Re: [PATCH 2/2] smp: introduce kick_active_cpus_sync()

From: "Paul E. McKenney" <paulmck@linux.vnet.ibm.com>
To: Yury Norov <ynorov@caviumnetworks.com>
Cc: Chris Metcalf <cmetcalf@mellanox.com>,
	Christopher Lameter <cl@linux.com>,
	Russell King - ARM Linux <linux@armlinux.org.uk>,
	Mark Rutland <mark.rutland@arm.com>,
	Steven Rostedt <rostedt@goodmis.org>,
	Mathieu Desnoyers <mathieu.desnoyers@efficios.com>,
	Catalin Marinas <catalin.marinas@arm.com>,
	Will Deacon <will.deacon@arm.com>,
	Pekka Enberg <penberg@kernel.org>,
	David Rientjes <rientjes@google.com>,
	Joonsoo Kim <iamjoonsoo.kim@lge.com>,
	Andrew Morton <akpm@linux-foundation.org>,
	Benjamin Herrenschmidt <benh@kernel.crashing.org>,
	Paul Mackerras <paulus@samba.org>,
	Michael Ellerman <mpe@ellerman.id.au>,
	linux-arm-kernel@lists.infradead.org,
	linuxppc-dev@lists.ozlabs.org, kvm-ppc@vger.kernel.org,
	linux-mm@kvack.org, linux-kernel@vger.kernel.org,
	luto@kernel.org
Subject: Re: [PATCH 2/2] smp: introduce kick_active_cpus_sync()
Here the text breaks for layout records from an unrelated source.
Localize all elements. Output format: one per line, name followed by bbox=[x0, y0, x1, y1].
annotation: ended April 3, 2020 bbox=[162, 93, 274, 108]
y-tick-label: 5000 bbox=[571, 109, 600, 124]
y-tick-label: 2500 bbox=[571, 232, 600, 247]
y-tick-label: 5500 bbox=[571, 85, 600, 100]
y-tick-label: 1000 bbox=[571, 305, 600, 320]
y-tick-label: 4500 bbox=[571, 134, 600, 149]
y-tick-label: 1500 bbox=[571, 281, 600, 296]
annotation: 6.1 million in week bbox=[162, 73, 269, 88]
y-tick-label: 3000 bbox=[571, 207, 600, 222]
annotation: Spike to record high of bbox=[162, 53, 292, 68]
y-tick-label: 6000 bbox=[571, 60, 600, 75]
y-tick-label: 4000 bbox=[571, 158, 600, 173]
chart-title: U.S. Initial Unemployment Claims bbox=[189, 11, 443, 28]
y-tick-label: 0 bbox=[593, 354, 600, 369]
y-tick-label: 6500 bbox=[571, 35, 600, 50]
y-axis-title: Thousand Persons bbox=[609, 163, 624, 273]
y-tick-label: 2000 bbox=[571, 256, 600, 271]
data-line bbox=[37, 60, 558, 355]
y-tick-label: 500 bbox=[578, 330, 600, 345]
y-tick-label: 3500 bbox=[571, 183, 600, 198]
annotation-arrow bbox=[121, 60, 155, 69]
Date: Wed, 28 Mar 2018 07:45:48 -0700	[thread overview]
Message-ID: <20180328144548.GS3675@linux.vnet.ibm.com> (raw)
In-Reply-To: <20180328144140.g4qwtciikffaescu@yury-thinkpad>

On Wed, Mar 28, 2018 at 05:41:40PM +0300, Yury Norov wrote:
> On Wed, Mar 28, 2018 at 06:56:17AM -0700, Paul E. McKenney wrote:
> > On Wed, Mar 28, 2018 at 04:36:05PM +0300, Yury Norov wrote:
> > > On Mon, Mar 26, 2018 at 05:45:55AM -0700, Paul E. McKenney wrote:
> > > > On Sun, Mar 25, 2018 at 11:11:54PM +0300, Yury Norov wrote:
> > > > > On Sun, Mar 25, 2018 at 12:23:28PM -0700, Paul E. McKenney wrote:
> > > > > > On Sun, Mar 25, 2018 at 08:50:04PM +0300, Yury Norov wrote:
> > > > > > > kick_all_cpus_sync() forces all CPUs to sync caches by sending broadcast IPI.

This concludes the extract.